As is well known, flat panel displays (FPDs) have become mainstream as image display devices in recent years, the FPDs being typified by a liquid crystal display, a plasma display, an OLED display, and the like. Further, reducing the weight of those FPDs has been promoted. Therefore, currently, thinning of glass substrates used for the FPDs (forming the glass substrates as glass films) is promoted.
Further, there is a growing use of an OLED as a plane light source, such as a light source for interior illumination, which emits only monochrome (for example, white) light, unlike a display that uses TFTs to blink light of three fine primary colors. Further, when an illumination device of this type includes a glass substrate having flexibility, a light-emitting surface is freely deformable. Therefore, from the viewpoint of ensuring sufficient flexibility, there is also promoted further thinning of the glass substrate to be used for the illumination device.

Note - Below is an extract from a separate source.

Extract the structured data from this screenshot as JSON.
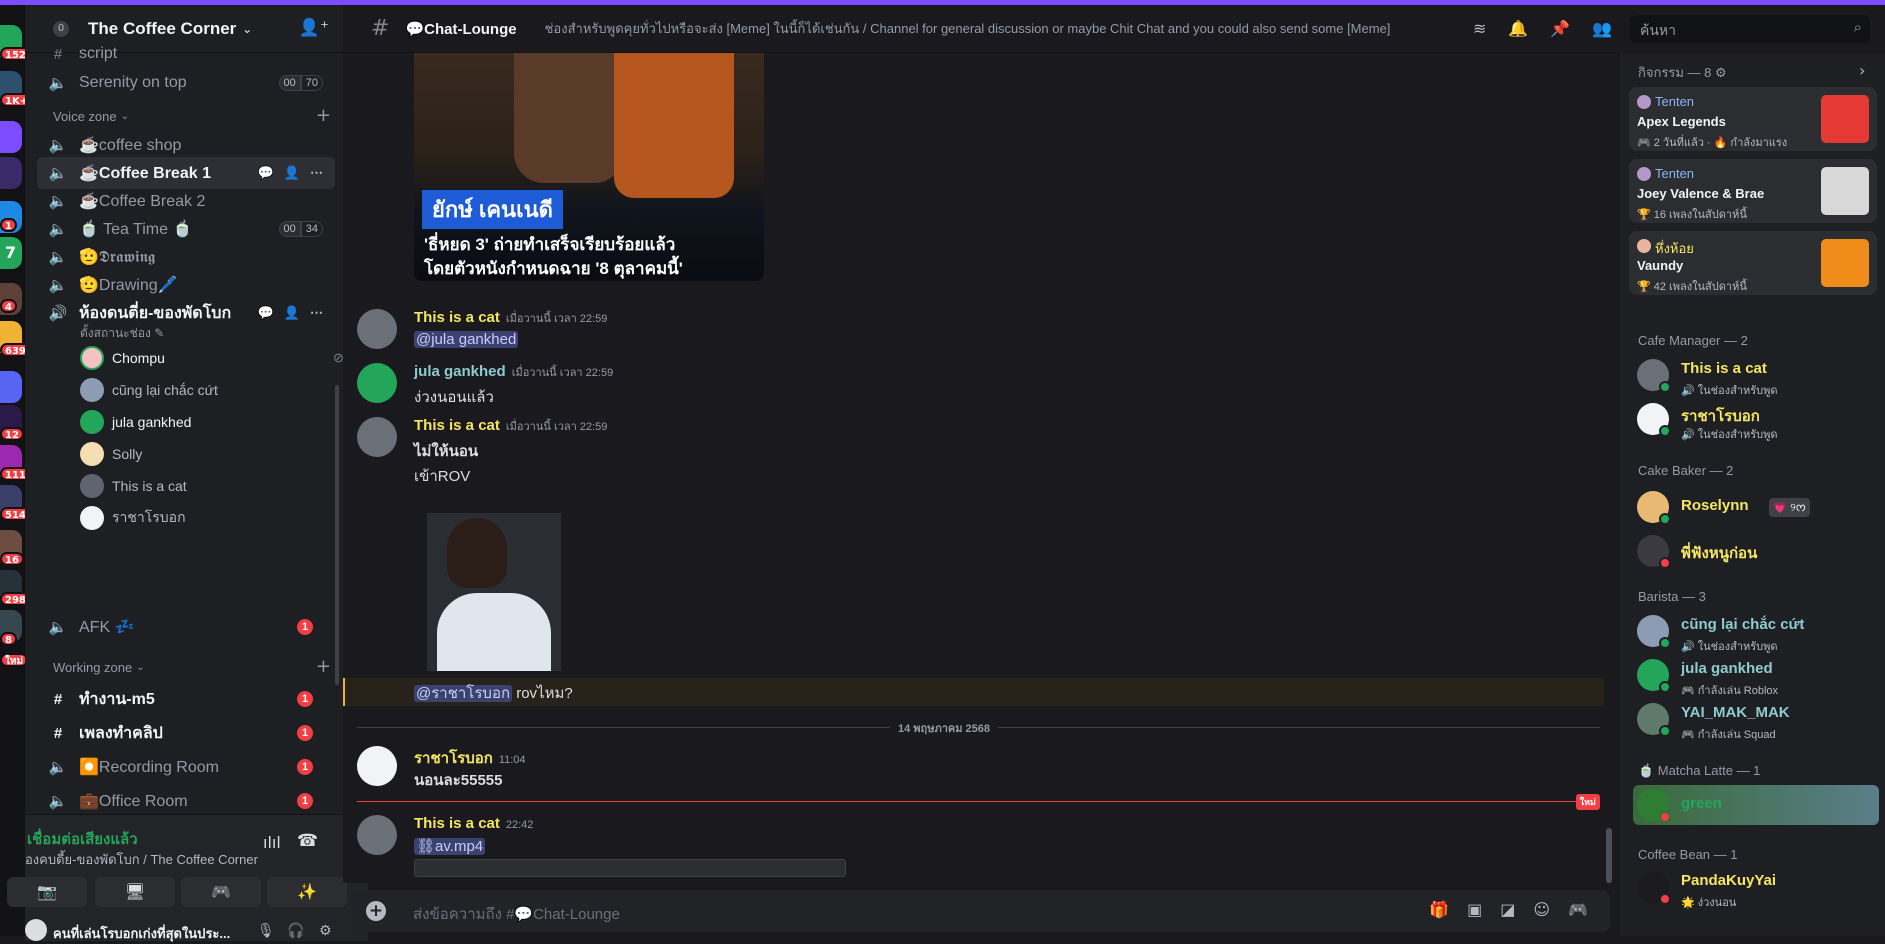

In this context, generally employed techniques for cleaving the glass substrates used for the FPDs, the illumination device, and the like include cleaving the glass substrate with a bending stress generated with respect to a scribe line formed at a predetermined depth in a surface of the glass substrate along a preset cleaving line.
However, it is significantly difficult to form the scribe line with respect to the glass substrate thinned to become a state of a glass film. Therefore, it is difficult to employ such a method of cleaving the glass substrate with a bending stress. Further, defects formed in cleaved surfaces (for example, lateral cracks) may cause a problem of marked deterioration in strength of glass.
In addition, when the glass film is required to be continuously cleaved while being successively conveyed, there is also a problem that it is difficult to continuously cause a bending stress to act on the scribe line formed with respect to the glass film.
As a countermeasure, instead of the cleaving method for a glass film, in which the above-mentioned bending stress is used, cleaving methods for a glass film, in which a thermal stress is used, are currently employed.
Specifically, as described in Patent Literature 1, there is proposed a method in which widthwise end edge portions of a belt-like flat glass are locally heated by a laser and cooled by a cooling device so as to generate a thermal stress, and the end edge portions are continuously cleaved by the thermal stress thus generated.
Further, according to Patent Literature 1, an advancing direction of the end edge portions divided from a body of the flat glass (available glass portion) as a result of cleaving the flat glass is changed perpendicularly downward in a horizontal zone. The end edge portions are cleaved in width directions at lower ends thereof to be discarded, and the available glass portion of the flat glass is conveyed in a horizontal direction as it is without being changed in advancing direction. After that, the available glass portion is cleaved in a width direction by a predetermined length. In this way, glass sheets as products are obtained.
Meanwhile, according to Patent Literature 2, a continuous glass ribbon is cut along predetermined lines by a thermal stress generated by application of a laser, and end edge portions of the glass ribbon thus cut are rotationally supported by a plurality of rollers and conveyed in a direction of being gradually spaced apart from a main portion of the glass ribbon toward a widthwise outer side. In this way, the end edge portions and the main portion are separated from each other.